@Bazzy,
The idea of using two passes was to have the lexer simply convert source code into tokens, without having to understand what the tokens mean. Then the compiler proper simply converts the tokens into bytecode, but at the same time it will be checking that tokens make sense next to each other. Alternatively, in the lexer, I could have a variable that stores the tokens that are allowed to follow the current token. I think my current model is a little easier though. It shouldn't be too difficult to split it up into multiple functions, all I was going to do was have each case in the switch call a different function (so that I don't, at first glance, have loops nested in switches nested in a switch nested in a loop, which is what I have currently).
[edit]
But your idea of writing it as a sort of state machine is interesting. I might switch to that model. I don't know what you'd call what I have at the moment. It just scans the string for tokens (or the start of a token) and then figures out where the token ends, and tacks the whole thing onto the end of a buffer, along with an integer that says what the token is. It's just an array of these:
1 2 3 4 5 6 7 8 9 10 11 12 13 14 15 16 17 18 19 20 21 22 23 24 25 26 27 28 29
|
/** ttydel token types. */
typedef enum __ttydel_token_type__ {
/** Character constant. */
TTYDEL_TOKEN_CONST_CHAR,
/** Floating point constant. */
TTYDEL_TOKEN_CONST_FLOAT,
/** Integer constant. */
TTYDEL_TOKEN_CONST_INT,
/** String constant. */
TTYDEL_TOKEN_CONST_STRING,
/** Function definition. */
TTYDEL_TOKEN_DEFN_FUNC,
/** Type declaration. */
TTYDEL_TOKEN_DECL_TYPE,
/** Variable declaration. */
TTYDEL_TOKEN_DECL_VAR,
/** Binary operator. */
TTYDEL_TOKEN_OPERATOR_BI,
/** Unary operator. */
TTYDEL_TOKEN_OPERATOR_UN,
} ttydel_token_type;
/** A ttydel token. */
typedef struct __ttydel_token__ {
/** The token type. */
ttydel_token_type type;
/** The token as a string. */
char* value;
} ttydel_token;
|
I have some more tokens types to add (function calls, for example) but that's all I could think of at the time.
@EssGeEich,
For the functions, I want to allow function overloading so I'm going to take the name of a function and add its return type and the types of its parameters together (name mangling) like this:
1 2
|
int foo(int bar) => foo_int_int
int foo(float bar) => foo_int_float
|
That should make it possible for functions to not only have different parameters, but also different return types.
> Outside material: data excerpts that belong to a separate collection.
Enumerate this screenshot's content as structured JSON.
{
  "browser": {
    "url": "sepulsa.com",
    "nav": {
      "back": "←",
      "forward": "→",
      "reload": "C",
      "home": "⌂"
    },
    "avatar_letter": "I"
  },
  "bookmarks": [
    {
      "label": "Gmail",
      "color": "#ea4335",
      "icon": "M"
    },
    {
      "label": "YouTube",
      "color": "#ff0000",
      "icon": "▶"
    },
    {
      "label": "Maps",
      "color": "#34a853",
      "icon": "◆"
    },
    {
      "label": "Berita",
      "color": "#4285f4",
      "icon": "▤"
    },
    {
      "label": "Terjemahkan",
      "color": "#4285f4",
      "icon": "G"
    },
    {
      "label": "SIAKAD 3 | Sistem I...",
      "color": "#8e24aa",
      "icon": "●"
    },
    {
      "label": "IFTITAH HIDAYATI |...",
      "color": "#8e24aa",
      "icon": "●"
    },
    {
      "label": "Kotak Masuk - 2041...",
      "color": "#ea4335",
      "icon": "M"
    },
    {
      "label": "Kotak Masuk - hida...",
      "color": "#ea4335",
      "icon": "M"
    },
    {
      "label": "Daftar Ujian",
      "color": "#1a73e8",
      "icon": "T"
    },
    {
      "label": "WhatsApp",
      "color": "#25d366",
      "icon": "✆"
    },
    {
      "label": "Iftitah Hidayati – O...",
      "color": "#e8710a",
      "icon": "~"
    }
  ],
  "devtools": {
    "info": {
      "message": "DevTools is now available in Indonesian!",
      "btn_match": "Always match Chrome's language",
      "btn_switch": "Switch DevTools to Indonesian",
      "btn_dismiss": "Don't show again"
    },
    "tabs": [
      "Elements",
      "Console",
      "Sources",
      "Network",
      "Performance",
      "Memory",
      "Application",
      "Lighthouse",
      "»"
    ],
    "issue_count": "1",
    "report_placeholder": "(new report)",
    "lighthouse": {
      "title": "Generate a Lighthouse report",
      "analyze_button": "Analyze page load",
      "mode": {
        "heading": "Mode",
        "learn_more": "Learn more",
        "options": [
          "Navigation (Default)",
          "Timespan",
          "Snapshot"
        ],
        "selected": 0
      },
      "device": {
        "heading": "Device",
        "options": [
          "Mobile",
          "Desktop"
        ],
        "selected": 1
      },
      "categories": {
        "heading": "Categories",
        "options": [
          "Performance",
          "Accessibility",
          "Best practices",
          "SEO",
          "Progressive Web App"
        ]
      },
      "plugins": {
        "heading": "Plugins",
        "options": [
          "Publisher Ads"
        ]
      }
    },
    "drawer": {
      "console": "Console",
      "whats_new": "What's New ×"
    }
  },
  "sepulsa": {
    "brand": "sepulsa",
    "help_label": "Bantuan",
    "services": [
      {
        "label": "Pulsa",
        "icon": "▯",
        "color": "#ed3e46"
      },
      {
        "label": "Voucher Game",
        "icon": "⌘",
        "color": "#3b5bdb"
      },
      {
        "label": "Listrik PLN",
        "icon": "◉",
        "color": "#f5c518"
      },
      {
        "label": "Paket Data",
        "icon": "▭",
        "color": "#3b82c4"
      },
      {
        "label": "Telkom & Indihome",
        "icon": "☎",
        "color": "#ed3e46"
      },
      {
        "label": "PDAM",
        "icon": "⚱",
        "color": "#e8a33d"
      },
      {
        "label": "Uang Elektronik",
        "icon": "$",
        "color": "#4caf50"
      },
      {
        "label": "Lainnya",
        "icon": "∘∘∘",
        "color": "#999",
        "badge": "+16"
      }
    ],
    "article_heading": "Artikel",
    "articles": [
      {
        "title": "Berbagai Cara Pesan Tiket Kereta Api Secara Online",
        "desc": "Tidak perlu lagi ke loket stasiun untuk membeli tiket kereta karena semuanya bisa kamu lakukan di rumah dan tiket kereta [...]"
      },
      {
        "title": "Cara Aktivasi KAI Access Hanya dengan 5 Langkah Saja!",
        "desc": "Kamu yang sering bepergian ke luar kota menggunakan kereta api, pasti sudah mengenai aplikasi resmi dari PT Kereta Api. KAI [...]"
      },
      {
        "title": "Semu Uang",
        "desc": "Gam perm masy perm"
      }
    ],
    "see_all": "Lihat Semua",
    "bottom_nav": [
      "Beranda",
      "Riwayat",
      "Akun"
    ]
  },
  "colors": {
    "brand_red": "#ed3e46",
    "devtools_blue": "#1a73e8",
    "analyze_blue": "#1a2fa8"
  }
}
Then, as long as every call to every function is mangled in the same way, there don't have to be any special cases. All the lexer needs to know is which version of the function is being called, which can it can figure out quite easily by looking at the symbols immediately before and after the function call, making a mangled function name, and then looking in the symbol table for a match. The symbol table will be a list of global symbol names and their types generated by the lexer (every function then has its own local symbol table) and completed by the compiler, which will go through the symbol table(s) and find the index into the bytecode buffer and write it down. Then the whole thing just gets sent as a single buffer to the server, which simply runs the program and uses it to figure out what to write and where. It sounds insecure, but the purpose of the bytecode programs is just to generate data to be drawn to the screen, there shouldn't be any way to exploit it (that's not to say no-one will find one, but if they do, it'll be something really obvious like a buffer overrun; and that's assuming anyone else ever looks at the source code or uses the program in any way).